FPV Drone Battery Disposal:
LiPO batteries are disposable items with a limited lifespan or around 150-250
cycles (Battery University 2017) although this number is entirely dependent on the
manner in which they are used. The main factors are the longevity of a LiPO are
over-discharging and leaving packs in a charged / discharged state for long periods
of time. To increase the longevity of a LiPO, it is recommended to store LiPe batteries
at 3.8V per cell and to land a quadcopter at a minimum of around 3.5V per cell
(although landing at 3.65V per cell is the safest option). When the LiPO is
nearing the end of life cycle, large voltage drops will be noticeable on throttle
punches as the quad will fail to speed up the motors. The LiPO will also lose an
increasing percentage of its capacity meaning reduced flight times. To properly
dispose of a LiPO, the safest option is to use a battery charger to connect the
power leads to a 12V incandescent light bulb for several hours.
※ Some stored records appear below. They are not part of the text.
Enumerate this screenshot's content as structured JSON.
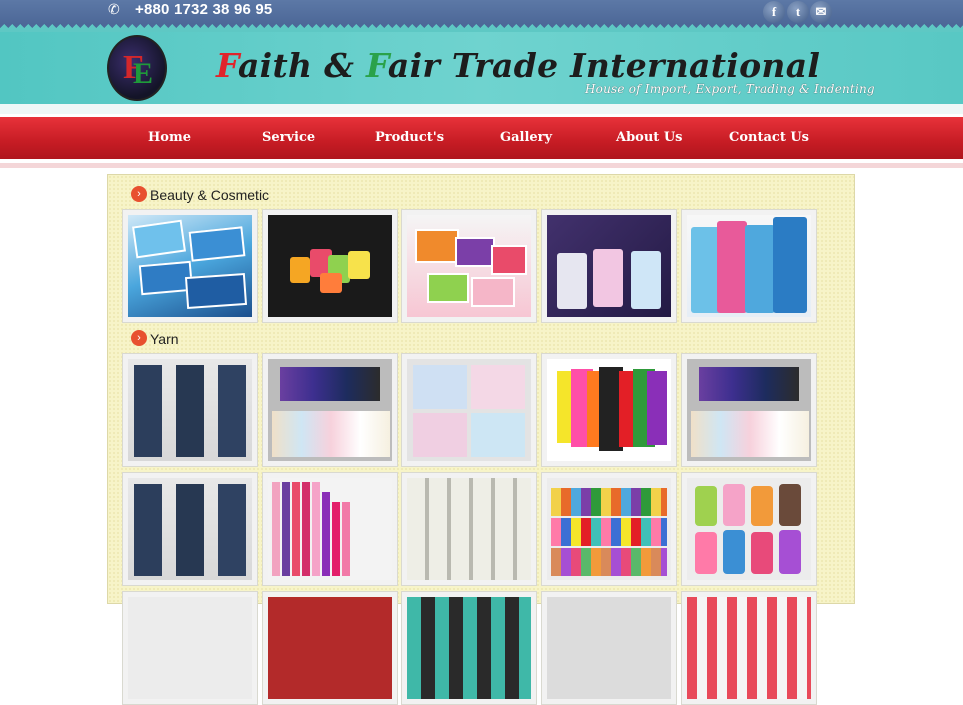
{
  "topbar": {
    "phone": "+880 1732 38 96 95",
    "social": [
      {
        "name": "facebook-icon",
        "glyph": "f"
      },
      {
        "name": "twitter-icon",
        "glyph": "t"
      },
      {
        "name": "email-icon",
        "glyph": "✉"
      }
    ]
  },
  "header": {
    "brand_parts": [
      "F",
      "aith & ",
      "F",
      "air Trade International"
    ],
    "tagline": "House of Import, Export, Trading & Indenting",
    "logo_letters": [
      "F",
      "E"
    ]
  },
  "nav": {
    "items": [
      "Home",
      "Service",
      "Product's",
      "Gallery",
      "About Us",
      "Contact Us"
    ]
  },
  "sections": [
    {
      "title": "Beauty & Cosmetic",
      "images": [
        "Medicare soap packs",
        "Candy assortment",
        "Candy packs",
        "Dash detergent packs",
        "Daia detergent packs"
      ]
    },
    {
      "title": "Yarn",
      "images": [
        "Jeans",
        "Polo shirts",
        "Dress shirts",
        "Colored t-shirts",
        "Polo shirts stack",
        "Jeans",
        "Zippers",
        "White yarn cones",
        "Colored yarn cones",
        "Yarn cones"
      ]
    }
  ],
  "colors": {
    "topbar": "#5c78a6",
    "header": "#5ec8c4",
    "nav": "#d0242c",
    "panel": "#f7f4c8",
    "accent": "#e8502f"
  }
}
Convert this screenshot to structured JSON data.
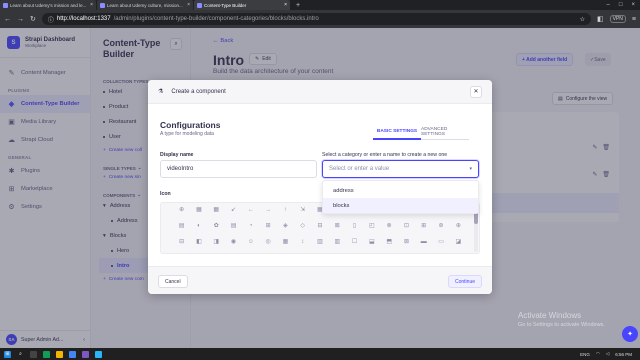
{
  "browser": {
    "tabs": [
      {
        "title": "Learn about Udemy's mission and le...",
        "active": false
      },
      {
        "title": "Learn about Udemy culture, mission...",
        "active": false
      },
      {
        "title": "Content-Type Builder",
        "active": true
      }
    ],
    "new_tab": "+",
    "url_host": "http://localhost:1337",
    "url_path": "/admin/plugins/content-type-builder/component-categories/blocks/blocks.intro",
    "vpn": "VPN"
  },
  "mainnav": {
    "brand_title": "Strapi Dashboard",
    "brand_sub": "Workplace",
    "top_items": [
      {
        "label": "Content Manager"
      }
    ],
    "plugins_heading": "PLUGINS",
    "plugin_items": [
      {
        "label": "Content-Type Builder",
        "active": true
      },
      {
        "label": "Media Library",
        "active": false
      },
      {
        "label": "Strapi Cloud",
        "active": false
      }
    ],
    "general_heading": "GENERAL",
    "general_items": [
      {
        "label": "Plugins"
      },
      {
        "label": "Marketplace"
      },
      {
        "label": "Settings"
      }
    ],
    "user_initials": "SA",
    "user_name": "Super Admin Ad..."
  },
  "subnav": {
    "title": "Content-Type Builder",
    "collection_heading": "COLLECTION TYPES",
    "collection_items": [
      "Hotel",
      "Product",
      "Restaurant",
      "User"
    ],
    "create_collection": "Create new coll",
    "single_heading": "SINGLE TYPES",
    "create_single": "Create new sin",
    "components_heading": "COMPONENTS",
    "groups": [
      {
        "name": "Address",
        "items": [
          "Address"
        ]
      },
      {
        "name": "Blocks",
        "items": [
          "Hero",
          "Intro"
        ]
      }
    ],
    "create_component": "Create new com"
  },
  "page": {
    "back": "Back",
    "title": "Intro",
    "edit": "Edit",
    "subtitle": "Build the data architecture of your content",
    "add_field": "+ Add another field",
    "save": "Save",
    "configure_view": "Configure the view"
  },
  "modal": {
    "header_title": "Create a component",
    "config_title": "Configurations",
    "config_sub": "A type for modeling data",
    "tab_basic": "BASIC SETTINGS",
    "tab_advanced": "ADVANCED SETTINGS",
    "display_name_label": "Display name",
    "display_name_value": "videoIntro",
    "category_label": "Select a category or enter a name to create a new one",
    "category_placeholder": "Select or enter a value",
    "options": [
      "address",
      "blocks"
    ],
    "icon_label": "Icon",
    "cancel": "Cancel",
    "continue": "Continue"
  },
  "watermark": {
    "line1": "Activate Windows",
    "line2": "Go to Settings to activate Windows."
  },
  "taskbar": {
    "lang": "ENG",
    "time": "6:56 PM"
  },
  "colors": {
    "primary": "#4945ff",
    "primary_light": "#f0f0ff"
  }
}
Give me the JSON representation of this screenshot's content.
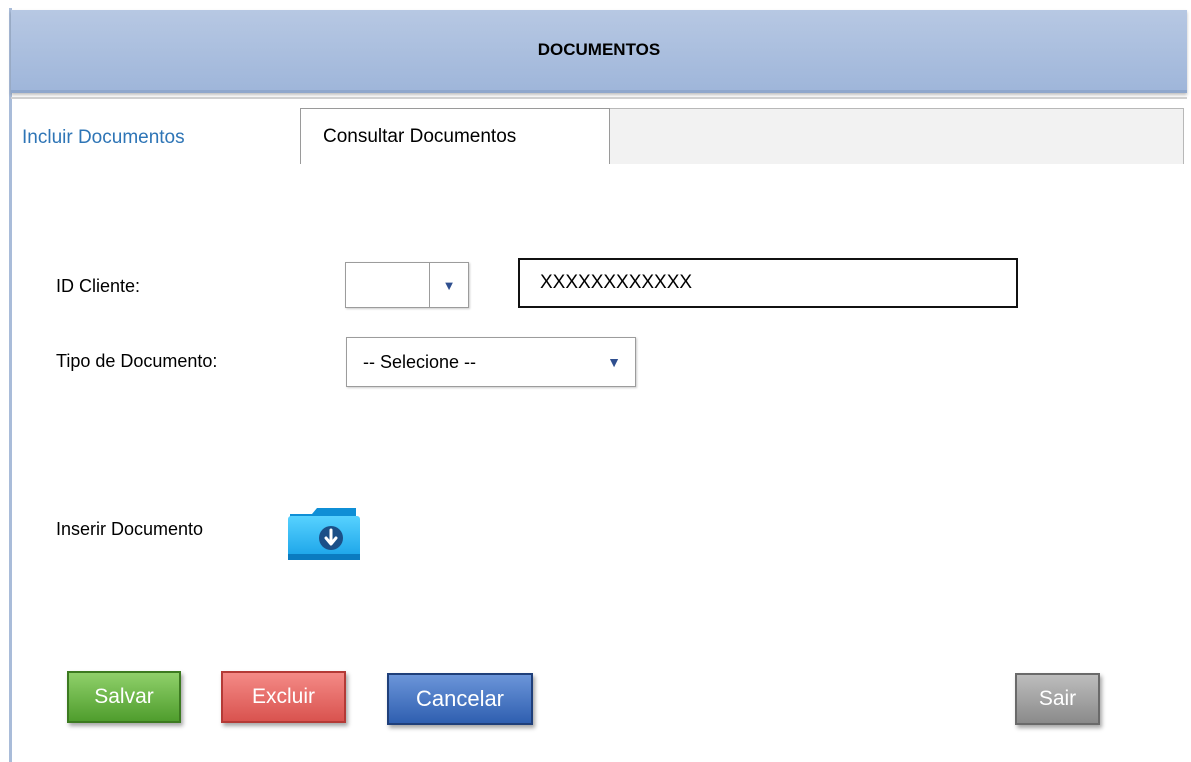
{
  "header": {
    "title": "DOCUMENTOS"
  },
  "tabs": [
    {
      "label": "Incluir Documentos",
      "active": true
    },
    {
      "label": "Consultar Documentos",
      "active": false
    }
  ],
  "form": {
    "id_cliente_label": "ID Cliente:",
    "id_cliente_select_value": "",
    "id_cliente_text_value": "XXXXXXXXXXXX",
    "tipo_documento_label": "Tipo de Documento:",
    "tipo_documento_value": "-- Selecione --",
    "inserir_documento_label": "Inserir Documento"
  },
  "icons": {
    "dropdown": "chevron-down-icon",
    "folder": "folder-download-icon"
  },
  "buttons": {
    "salvar": "Salvar",
    "excluir": "Excluir",
    "cancelar": "Cancelar",
    "sair": "Sair"
  },
  "colors": {
    "header_bg": "#a9bcd9",
    "active_tab_text": "#2e75b6",
    "salvar": "#5aab37",
    "excluir": "#e06662",
    "cancelar": "#3d6bbd",
    "sair": "#9a9a9a"
  }
}
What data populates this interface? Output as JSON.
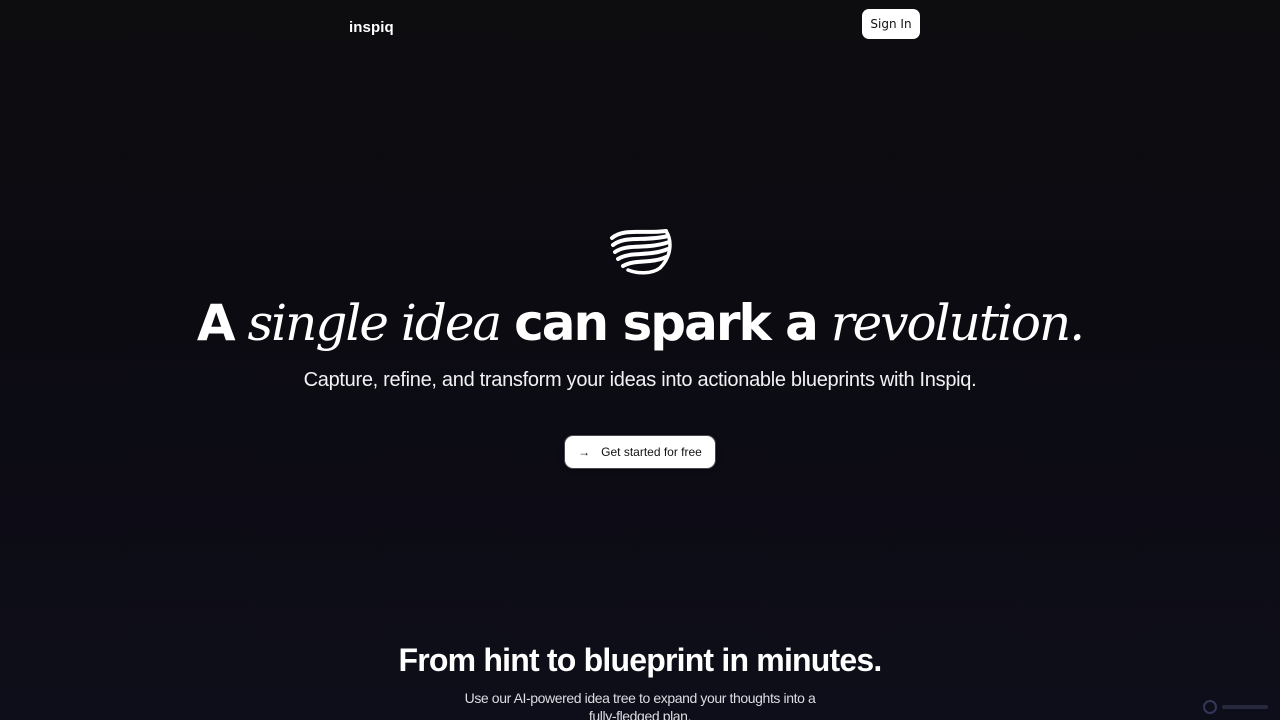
{
  "nav": {
    "logo_text": "inspiq",
    "signin_label": "Sign In"
  },
  "hero": {
    "logo_icon": "wave-ribbon-icon",
    "headline": {
      "part1": "A",
      "part2": "single idea",
      "part3": "can spark a",
      "part4": "revolution."
    },
    "subtitle": "Capture, refine, and transform your ideas into actionable blueprints with Inspiq.",
    "cta_label": "Get started for free",
    "cta_icon": "arrow-right-icon"
  },
  "section": {
    "title": "From hint to blueprint in minutes.",
    "text": "Use our AI-powered idea tree to expand your thoughts into a fully-fledged plan."
  },
  "colors": {
    "background": "#0d0c10",
    "foreground": "#ffffff",
    "button_bg": "#ffffff",
    "button_text": "#111111"
  }
}
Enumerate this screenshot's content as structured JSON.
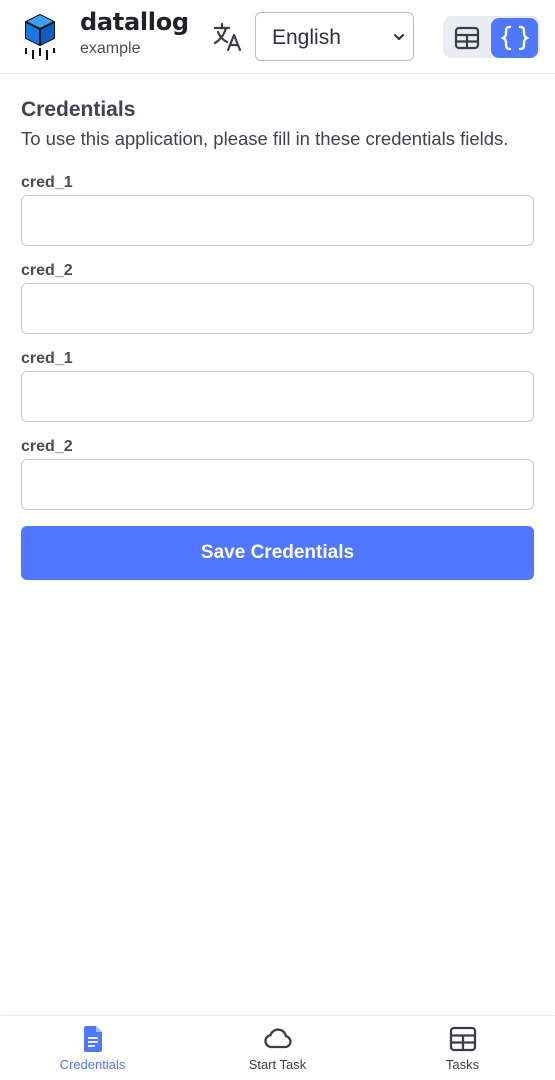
{
  "header": {
    "brand_name": "datallog",
    "brand_sub": "example",
    "language": "English",
    "icons": {
      "logo": "cube-logo-icon",
      "translate": "translate-icon",
      "table_view": "table-view-icon",
      "json_view": "braces-icon"
    }
  },
  "main": {
    "title": "Credentials",
    "description": "To use this application, please fill in these credentials fields.",
    "fields": [
      {
        "label": "cred_1",
        "value": ""
      },
      {
        "label": "cred_2",
        "value": ""
      },
      {
        "label": "cred_1",
        "value": ""
      },
      {
        "label": "cred_2",
        "value": ""
      }
    ],
    "save_label": "Save Credentials"
  },
  "bottom_nav": {
    "items": [
      {
        "label": "Credentials",
        "icon": "document-icon",
        "active": true
      },
      {
        "label": "Start Task",
        "icon": "cloud-icon",
        "active": false
      },
      {
        "label": "Tasks",
        "icon": "table-icon",
        "active": false
      }
    ]
  },
  "colors": {
    "accent": "#4f77ff",
    "text": "#3f4350",
    "border": "#c4c8d0"
  }
}
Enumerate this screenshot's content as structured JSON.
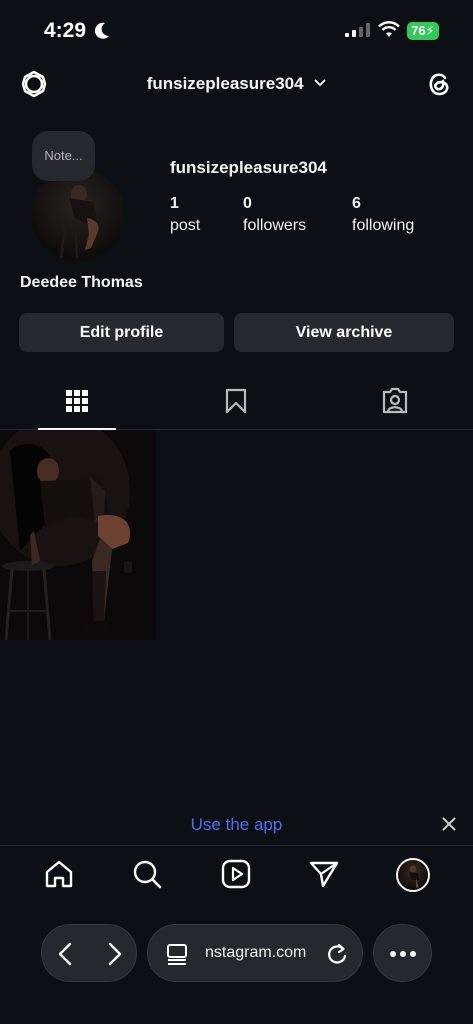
{
  "status_bar": {
    "time": "4:29",
    "battery": "76",
    "battery_color": "#34c759"
  },
  "header": {
    "username": "funsizepleasure304",
    "left_icon": "settings-icon",
    "right_icon": "threads-icon"
  },
  "profile": {
    "note_placeholder": "Note...",
    "username": "funsizepleasure304",
    "full_name": "Deedee Thomas",
    "stats": [
      {
        "count": "1",
        "label": "post"
      },
      {
        "count": "0",
        "label": "followers"
      },
      {
        "count": "6",
        "label": "following"
      }
    ],
    "buttons": {
      "edit": "Edit profile",
      "archive": "View archive"
    }
  },
  "tabs": [
    {
      "name": "posts-grid",
      "icon": "grid-icon",
      "active": true
    },
    {
      "name": "saved",
      "icon": "bookmark-icon",
      "active": false
    },
    {
      "name": "tagged",
      "icon": "tagged-icon",
      "active": false
    }
  ],
  "banner": {
    "link": "Use the app",
    "accent": "#4c6ef5"
  },
  "bottom_nav": [
    "home-icon",
    "search-icon",
    "reels-icon",
    "direct-icon",
    "profile-avatar"
  ],
  "browser": {
    "url": "nstagram.com"
  }
}
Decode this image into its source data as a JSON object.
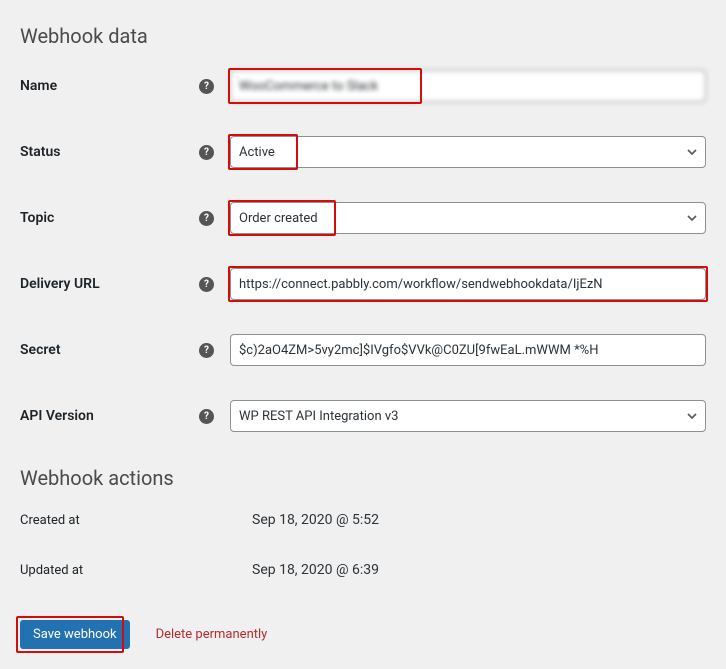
{
  "webhookData": {
    "heading": "Webhook data",
    "name": {
      "label": "Name",
      "value": "WooCommerce to Slack"
    },
    "status": {
      "label": "Status",
      "value": "Active"
    },
    "topic": {
      "label": "Topic",
      "value": "Order created"
    },
    "deliveryUrl": {
      "label": "Delivery URL",
      "value": "https://connect.pabbly.com/workflow/sendwebhookdata/IjEzN"
    },
    "secret": {
      "label": "Secret",
      "value": "$c)2aO4ZM>5vy2mc]$IVgfo$VVk@C0ZU[9fwEaL.mWWM *%H"
    },
    "apiVersion": {
      "label": "API Version",
      "value": "WP REST API Integration v3"
    }
  },
  "webhookActions": {
    "heading": "Webhook actions",
    "createdAt": {
      "label": "Created at",
      "value": "Sep 18, 2020 @ 5:52"
    },
    "updatedAt": {
      "label": "Updated at",
      "value": "Sep 18, 2020 @ 6:39"
    }
  },
  "buttons": {
    "save": "Save webhook",
    "delete": "Delete permanently"
  }
}
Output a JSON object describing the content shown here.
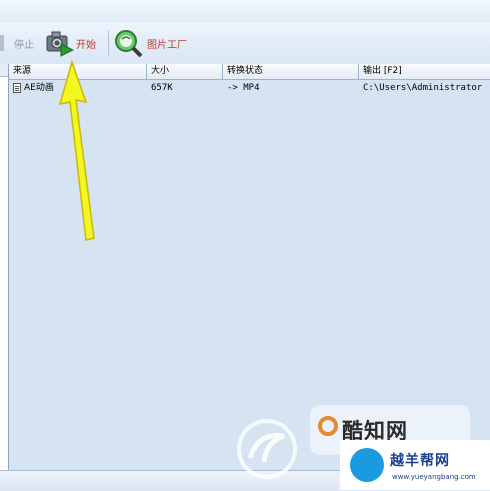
{
  "toolbar": {
    "stop_label": "停止",
    "start_label": "开始",
    "image_factory_label": "图片工厂",
    "icons": {
      "stop": "stop-icon",
      "start": "camera-play-icon",
      "image_factory": "magnifier-globe-icon"
    }
  },
  "list": {
    "columns": {
      "source": "来源",
      "size": "大小",
      "status": "转换状态",
      "output": "输出 [F2]"
    },
    "rows": [
      {
        "source": "AE动画",
        "size": "657K",
        "status": "-> MP4",
        "output": "C:\\Users\\Administrator"
      }
    ]
  },
  "watermarks": {
    "kuzhiwang": "酷知网",
    "yueyang_name": "越羊帮网",
    "yueyang_url": "www.yueyangbang.com"
  },
  "colors": {
    "arrow": "#f2f71e",
    "start_label": "#c0392b",
    "window_bg": "#d5e3f2"
  }
}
This will ensure that
the LiPO is fully discharged to 0V. As entertaining as the fireball looks, it is not wise to
dispose of a LiPO by puncturing or damaging it. Once the LiPO has been discharged
completely, it is ideal to cover over the battery terminals and take the battery
recycling facility in order to reduce the overall environmental impact (Battery University 2017).
Who Plugged In?
On a final note, when at a race meet or flying with other pilots, it is common FPV
etiquette to leave your quadcopter with other pilots are in the air. This prevents a
scenario where a pilot is blasted out of the air by your video transmitter powering up
and makes the event run a lot more smoothly.